There were, I think, two main points of contention.
1) Information wants to be free – but personal information wants to be private.
2) Raw Data Now. Should we wait for standards – or just make them up as we go along?
As for (1) I’m happy for everyone to see my data if I can see theirs. Might reduce hypocrisy. I’m aware that I’m in the minority here. There are a lot of sociological and usability issues as well.
For (2) I’m in the minority in that I think JFDI is a very bad idea. I want clear and stable standards. I don’t want to fuss around with RSS on one site, JSON on the next and Serialised PHP on another – all with wildly different ontologies. For Government data – there should be central and enforced standards. I will take time and be painful – but it will save us effort and pain in the long run.
A particular highlight for me was meeting Paul Hiscoe of Transparency Data. They are the people behind Scores on the Doors (SOTD). SOTD collate publicly accessible data on food hygiene inspections by local councils. They then make those data easily available in a single place.
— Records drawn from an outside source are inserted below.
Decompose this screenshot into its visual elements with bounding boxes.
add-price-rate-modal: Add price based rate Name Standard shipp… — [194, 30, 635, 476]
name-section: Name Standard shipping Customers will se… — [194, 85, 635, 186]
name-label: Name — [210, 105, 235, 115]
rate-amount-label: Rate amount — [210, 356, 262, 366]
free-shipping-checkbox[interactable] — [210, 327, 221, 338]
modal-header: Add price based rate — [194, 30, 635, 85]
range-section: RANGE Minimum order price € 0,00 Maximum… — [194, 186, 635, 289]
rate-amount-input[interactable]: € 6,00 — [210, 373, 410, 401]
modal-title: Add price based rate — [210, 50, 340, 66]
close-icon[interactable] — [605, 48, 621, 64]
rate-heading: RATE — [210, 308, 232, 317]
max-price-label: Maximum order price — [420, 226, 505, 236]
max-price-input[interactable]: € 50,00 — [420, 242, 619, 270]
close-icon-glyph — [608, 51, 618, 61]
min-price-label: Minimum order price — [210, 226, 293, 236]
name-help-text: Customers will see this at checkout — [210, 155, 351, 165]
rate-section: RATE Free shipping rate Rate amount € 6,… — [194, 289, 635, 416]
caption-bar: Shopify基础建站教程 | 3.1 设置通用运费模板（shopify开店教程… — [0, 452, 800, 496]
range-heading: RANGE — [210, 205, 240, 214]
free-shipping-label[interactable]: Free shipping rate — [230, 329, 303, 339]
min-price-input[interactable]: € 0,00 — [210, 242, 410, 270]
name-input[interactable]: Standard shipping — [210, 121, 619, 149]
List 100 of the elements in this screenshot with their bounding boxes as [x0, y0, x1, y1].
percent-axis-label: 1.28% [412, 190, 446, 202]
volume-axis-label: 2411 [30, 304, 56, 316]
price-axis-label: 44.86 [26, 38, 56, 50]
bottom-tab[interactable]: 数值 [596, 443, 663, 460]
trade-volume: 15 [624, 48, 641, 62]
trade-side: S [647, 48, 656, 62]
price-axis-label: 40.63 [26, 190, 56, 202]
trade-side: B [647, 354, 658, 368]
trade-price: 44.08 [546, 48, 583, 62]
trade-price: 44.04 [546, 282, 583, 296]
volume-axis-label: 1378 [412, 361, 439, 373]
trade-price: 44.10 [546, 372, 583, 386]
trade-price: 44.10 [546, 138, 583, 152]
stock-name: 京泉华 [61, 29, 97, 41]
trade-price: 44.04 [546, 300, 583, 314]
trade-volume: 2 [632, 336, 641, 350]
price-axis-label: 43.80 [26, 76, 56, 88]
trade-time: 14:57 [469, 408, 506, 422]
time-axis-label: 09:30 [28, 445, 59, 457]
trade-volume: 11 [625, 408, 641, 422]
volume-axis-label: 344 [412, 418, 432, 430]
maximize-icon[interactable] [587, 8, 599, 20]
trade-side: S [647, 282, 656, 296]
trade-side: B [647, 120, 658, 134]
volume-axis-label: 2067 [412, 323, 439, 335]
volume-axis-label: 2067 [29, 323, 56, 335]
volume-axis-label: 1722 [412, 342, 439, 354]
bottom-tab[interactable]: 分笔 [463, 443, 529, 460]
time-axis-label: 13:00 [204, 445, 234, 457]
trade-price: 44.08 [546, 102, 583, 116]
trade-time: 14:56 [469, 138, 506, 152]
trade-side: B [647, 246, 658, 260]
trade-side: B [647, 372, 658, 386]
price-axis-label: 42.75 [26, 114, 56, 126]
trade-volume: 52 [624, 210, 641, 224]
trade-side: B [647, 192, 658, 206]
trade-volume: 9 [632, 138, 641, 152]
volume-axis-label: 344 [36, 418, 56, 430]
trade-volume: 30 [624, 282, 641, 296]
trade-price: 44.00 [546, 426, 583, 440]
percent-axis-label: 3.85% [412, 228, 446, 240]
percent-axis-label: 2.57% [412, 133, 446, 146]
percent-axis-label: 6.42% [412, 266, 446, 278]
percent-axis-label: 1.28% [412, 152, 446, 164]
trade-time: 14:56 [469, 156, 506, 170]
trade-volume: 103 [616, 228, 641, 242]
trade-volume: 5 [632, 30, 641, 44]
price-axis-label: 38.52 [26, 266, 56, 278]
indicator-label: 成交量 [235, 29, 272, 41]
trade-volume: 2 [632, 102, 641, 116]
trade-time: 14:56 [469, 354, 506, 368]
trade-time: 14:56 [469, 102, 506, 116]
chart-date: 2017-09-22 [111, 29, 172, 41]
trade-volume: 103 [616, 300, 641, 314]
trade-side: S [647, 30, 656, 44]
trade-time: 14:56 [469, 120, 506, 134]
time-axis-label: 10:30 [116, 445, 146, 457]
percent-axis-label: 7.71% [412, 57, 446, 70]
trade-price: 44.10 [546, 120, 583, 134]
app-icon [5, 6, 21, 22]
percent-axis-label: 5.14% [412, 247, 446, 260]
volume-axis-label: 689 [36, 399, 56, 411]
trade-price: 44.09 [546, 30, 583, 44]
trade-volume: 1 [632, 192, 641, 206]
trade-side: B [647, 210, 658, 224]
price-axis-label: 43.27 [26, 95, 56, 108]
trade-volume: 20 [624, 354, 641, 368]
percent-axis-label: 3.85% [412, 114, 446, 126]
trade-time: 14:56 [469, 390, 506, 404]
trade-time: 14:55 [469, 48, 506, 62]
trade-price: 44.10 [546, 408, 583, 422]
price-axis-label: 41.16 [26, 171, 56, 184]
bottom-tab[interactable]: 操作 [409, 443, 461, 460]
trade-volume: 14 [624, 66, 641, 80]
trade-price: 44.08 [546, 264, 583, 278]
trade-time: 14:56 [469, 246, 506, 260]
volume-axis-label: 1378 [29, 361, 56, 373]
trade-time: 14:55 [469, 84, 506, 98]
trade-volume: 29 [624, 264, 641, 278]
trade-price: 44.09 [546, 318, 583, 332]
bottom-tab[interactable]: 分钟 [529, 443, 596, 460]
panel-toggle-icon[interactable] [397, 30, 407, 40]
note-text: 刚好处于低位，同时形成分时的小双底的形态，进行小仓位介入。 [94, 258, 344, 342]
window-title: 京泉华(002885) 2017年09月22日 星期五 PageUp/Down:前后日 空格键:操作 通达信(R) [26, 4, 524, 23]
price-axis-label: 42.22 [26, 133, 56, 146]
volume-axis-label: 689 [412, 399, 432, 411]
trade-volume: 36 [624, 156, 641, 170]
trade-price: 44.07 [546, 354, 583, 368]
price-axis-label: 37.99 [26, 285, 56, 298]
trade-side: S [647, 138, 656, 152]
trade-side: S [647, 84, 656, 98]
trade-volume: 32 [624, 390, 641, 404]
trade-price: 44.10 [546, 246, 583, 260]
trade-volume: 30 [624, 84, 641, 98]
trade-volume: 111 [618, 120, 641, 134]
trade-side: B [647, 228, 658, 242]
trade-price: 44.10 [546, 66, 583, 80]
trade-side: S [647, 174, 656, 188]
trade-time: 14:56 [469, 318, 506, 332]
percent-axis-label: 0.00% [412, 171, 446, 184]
They also, for a cost, provide an API for restaurant review sites and the like.
That’s it. That’s all they do. They do it simply and well. They don’t need to build a community, monetize, find a freemium proposition, charge end users, advertise, have a discussion board etc. They provide a simple and effective service. That’s something certain people attending found to be too difficult a concept.
Not everything needs to be monetized. Especially when we, the taxpayers, have already paid. We pay for the information to be collected, collated and made available. There is no need to charge us again! Not every service is a business.
Qik only uploaded the first half – I’ll try and get the rest working later.
A Few Bad Points
In truth this was a great BarCamp and produced some of the most stimulating conversations. The minor quibbles I have are mostly logistical. I only mention them because Sylwia specifically asked to hear what they could do better next time. They also serve as a gentle reminder for anyone else planning a BarCamp.
Oxford on a Sunday isn’t the most accessible place. But it did make a nice change from London.
Gaps between session. There were none. It would have been good to have a five minute breather to let people go to the loo / stretch their legs / etc.
Lack of presenters. The three main rooms seemed well booked, but there were a lot of tourists. While I’m sure all had presented at a BarCamp before, a bit of encouragement could have given to get people presenting.
Crèche. I think it’s great that people feel they can bring their kids to events like this. But they need to be given something to do. Having a screaming child run through your presentation is, at best, merely annoying. A few colouring-in books (or whatever kids have these days) might have calmed things down.
Vegetarian food. There was none. Well, to be fair, there was potato salad, cous-cous and crisps. I’m aware that I’m at fault for not stating in advance that I had particular dietary needs – but a few cheese sandwiches wouldn’t have been too hard to conjure up!
Overall, minor quibbles on an otherwise excellent and informative day.